The program takes a JSON config file that defines how the incoming columns are translated into outgoing columns. It leverages the 'handlebars.js' library for injecting the incoming values into template strings. Handlebars is well documented, extensible, and mature (though perhaps overkill) for this application.

The parsing of the incoming JSON is via PapaParse. This has lots of flexibility of configuration for a variety of CSV conventions. The program allows for setting these options in the config file. PapaParse is used in a streaming mode, which should work well for large files or streaming data. As a consequence of streaming mode the lines are processed one at a time through the processLine callback. This ultimately does the data translation, validation, and output of each line.

Config File

See test/orders.config.json for example and details. See Handlbars documentation for details on the template syntax and how to create helper functions.

Assumptions and Simplifications

The only types that are validated are those mentioned in the sample: Integer, DateTime, BigDecimal, String. These are all assumed to be represented in both the input and output as strings, but are parsable into their respective types. In particular DateTime is represented as an ISO formatted DateTime string.
I tested this for up to 10000 input lines, which takes about 1 second to run, I assume that this is acceeptable for now.
Instead of Handlebars I did my initial implementation with lodash templates. I switched to Handlebars because lodash templates expose the program to script injection via the config file. I assume the scenario in mind would ideally want a client to be able to define the config file, so exposing that vulnerablity is probably bad.

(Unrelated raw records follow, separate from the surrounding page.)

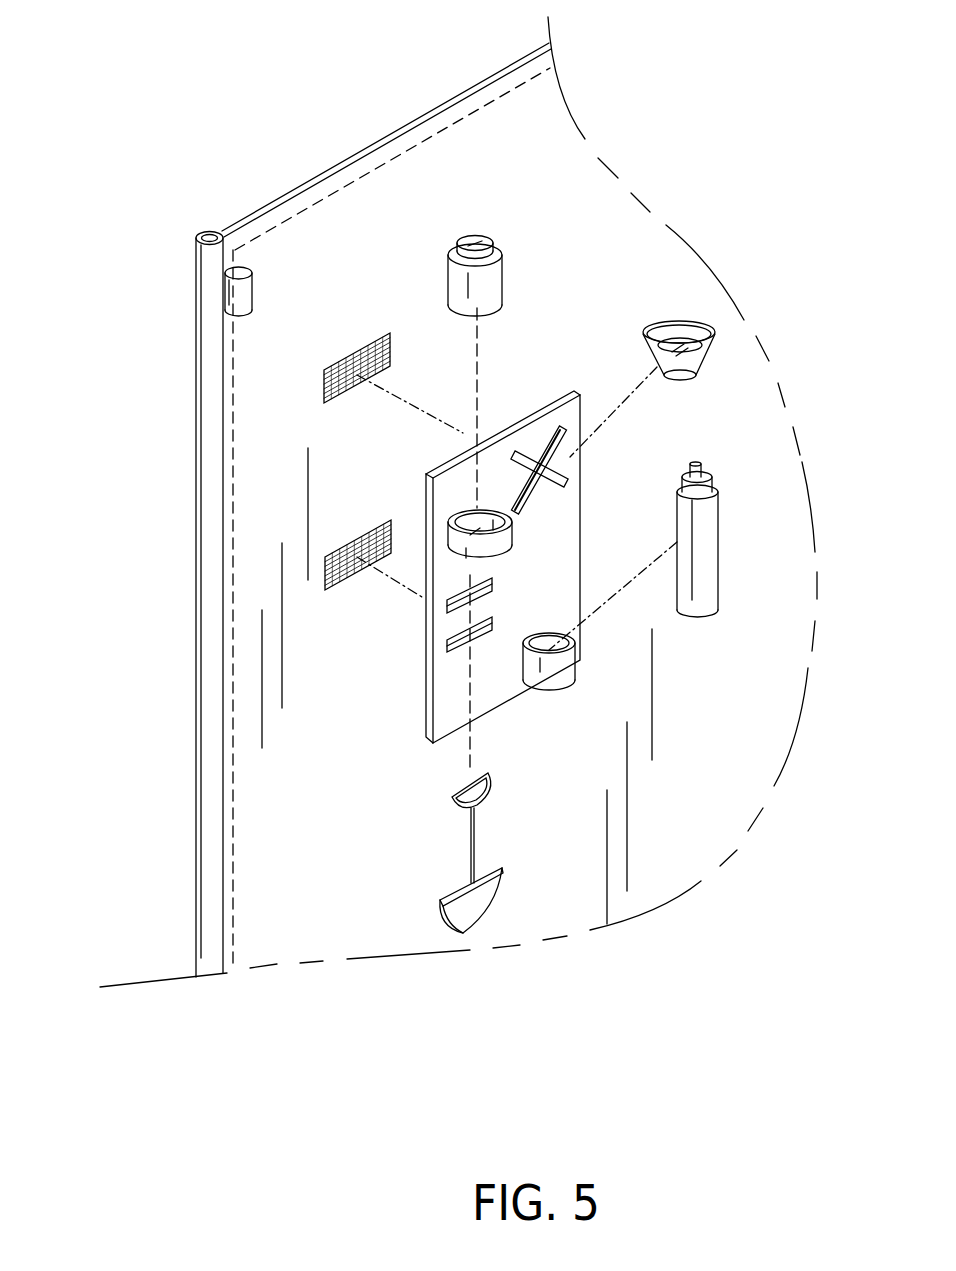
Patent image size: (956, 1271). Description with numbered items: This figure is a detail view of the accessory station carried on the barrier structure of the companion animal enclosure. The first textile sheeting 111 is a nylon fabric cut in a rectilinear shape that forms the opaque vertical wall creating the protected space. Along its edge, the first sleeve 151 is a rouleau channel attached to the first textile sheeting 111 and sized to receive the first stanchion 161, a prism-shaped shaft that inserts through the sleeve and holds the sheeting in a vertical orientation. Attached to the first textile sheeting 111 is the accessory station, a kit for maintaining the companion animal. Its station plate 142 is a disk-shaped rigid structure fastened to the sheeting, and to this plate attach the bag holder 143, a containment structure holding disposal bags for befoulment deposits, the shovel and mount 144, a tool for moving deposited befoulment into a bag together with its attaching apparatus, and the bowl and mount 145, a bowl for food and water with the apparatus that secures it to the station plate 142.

The first textile sheeting 111 is at (358, 230).
The first stanchion 161 is at (212, 235).
The first sleeve 151 is at (197, 412).
The bag holder 143 is at (485, 510).
The bowl and mount 145 is at (560, 430).
The station plate 142 is at (580, 530).
The shovel and mount 144 is at (452, 628).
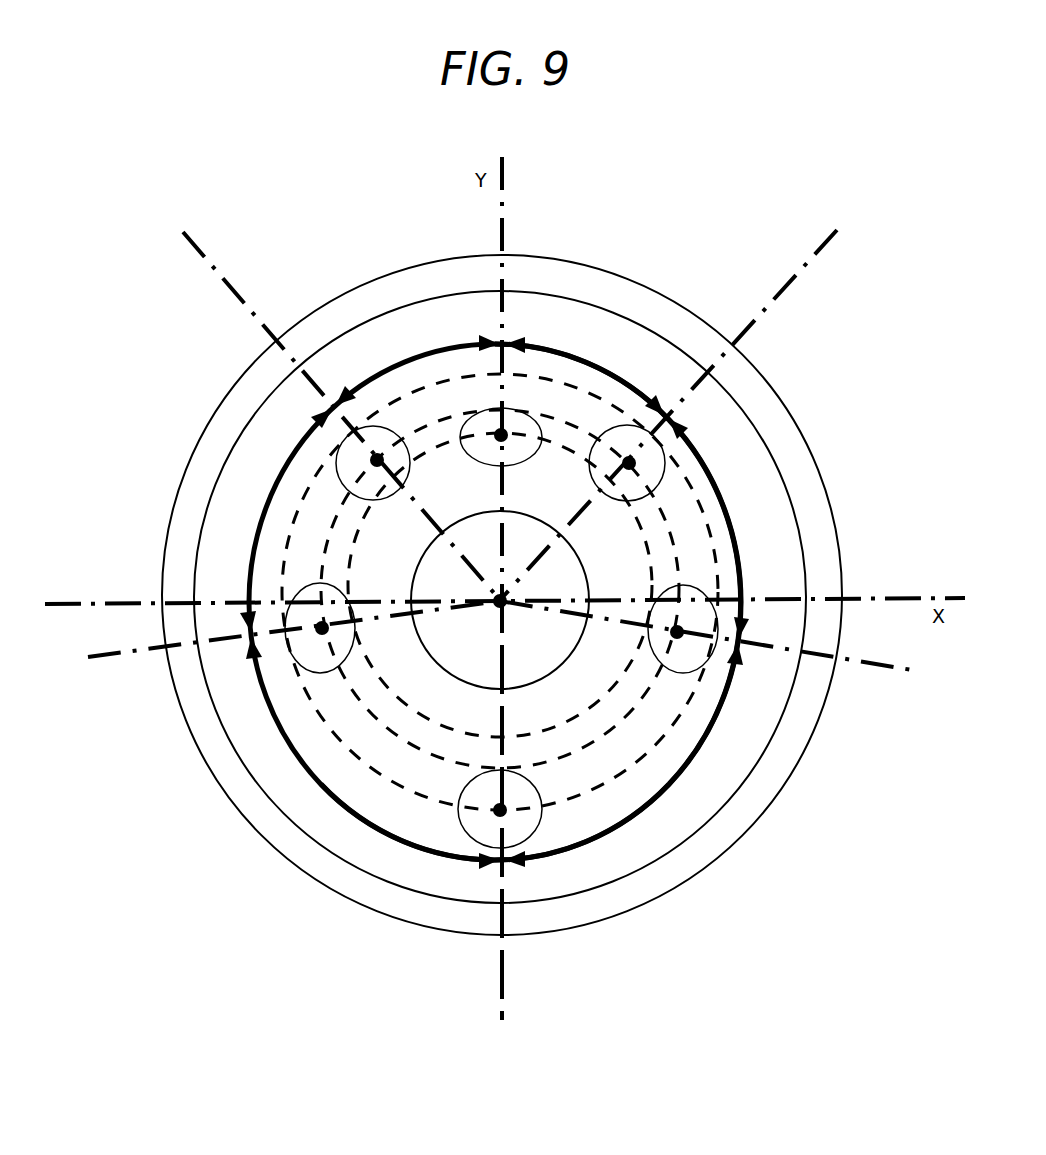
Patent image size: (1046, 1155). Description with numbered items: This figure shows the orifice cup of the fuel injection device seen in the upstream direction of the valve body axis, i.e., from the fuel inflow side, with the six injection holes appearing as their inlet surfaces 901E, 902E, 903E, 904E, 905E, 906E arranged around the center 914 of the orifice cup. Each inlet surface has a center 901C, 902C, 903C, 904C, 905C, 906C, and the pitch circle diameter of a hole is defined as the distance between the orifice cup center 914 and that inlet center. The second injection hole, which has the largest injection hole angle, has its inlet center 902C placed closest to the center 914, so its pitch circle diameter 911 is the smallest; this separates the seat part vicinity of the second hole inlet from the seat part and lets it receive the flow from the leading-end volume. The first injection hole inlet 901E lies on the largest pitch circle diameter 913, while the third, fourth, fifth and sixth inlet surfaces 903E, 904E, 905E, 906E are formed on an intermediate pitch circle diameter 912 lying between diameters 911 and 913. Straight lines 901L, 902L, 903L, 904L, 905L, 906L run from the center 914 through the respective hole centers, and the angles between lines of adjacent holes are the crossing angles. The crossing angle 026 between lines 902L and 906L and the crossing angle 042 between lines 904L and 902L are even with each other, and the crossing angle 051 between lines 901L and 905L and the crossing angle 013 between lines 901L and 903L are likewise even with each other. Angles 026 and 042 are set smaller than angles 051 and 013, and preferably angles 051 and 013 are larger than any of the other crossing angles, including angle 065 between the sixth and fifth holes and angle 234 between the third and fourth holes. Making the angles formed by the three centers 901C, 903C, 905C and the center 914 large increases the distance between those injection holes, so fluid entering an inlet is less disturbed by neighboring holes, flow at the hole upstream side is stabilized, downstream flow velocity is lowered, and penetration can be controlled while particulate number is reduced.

The straight line 906L is at (276, 381).
The straight line 904L is at (668, 374).
The straight line 905L is at (272, 629).
The straight line 903L is at (727, 690).
The straight line 902L is at (539, 362).
The straight line 901L is at (365, 810).
The injection hole inlet surface 902E is at (564, 345).
The injection hole inlet surface 901E is at (375, 835).
The injection hole inlet surface 906E is at (268, 449).
The injection hole inlet surface 904E is at (745, 461).
The injection hole inlet surface 905E is at (222, 590).
The injection hole inlet surface 903E is at (776, 604).
The center of injection hole inlet surface 902C is at (404, 317).
The center of injection hole inlet surface 906C is at (283, 406).
The center of injection hole inlet surface 904C is at (787, 407).
The center of injection hole inlet surface 905C is at (249, 571).
The center of injection hole inlet surface 903C is at (775, 555).
The center of injection hole inlet surface 901C is at (324, 825).
The crossing angle θ65 065 is at (451, 595).
The crossing angle θ26 026 is at (500, 573).
The crossing angle θ42 042 is at (607, 354).
The crossing angle θ34 234 is at (750, 602).
The crossing angle θ13 013 is at (684, 789).
The crossing angle θ51 051 is at (288, 822).
The pitch circle diameter 911 is at (500, 732).
The pitch circle diameter 912 is at (500, 694).
The pitch circle diameter 913 is at (500, 659).
The center of the orifice cup 914 is at (346, 646).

The downside to this is that Handlebars helpers need to be built into the code base rather than allowing code level customization in the config file.

Next Steps

Most of the next steps depend on product priorities and specific applications of the code. My best guesses for next steps:

It would be that it would be handy to have a SQL output option.
Add additonal type validations as needed.
Review details of the PapaParse input and output config to see if that matches the real world expectations.
Convert to TypeScript.
More testing for real world situations.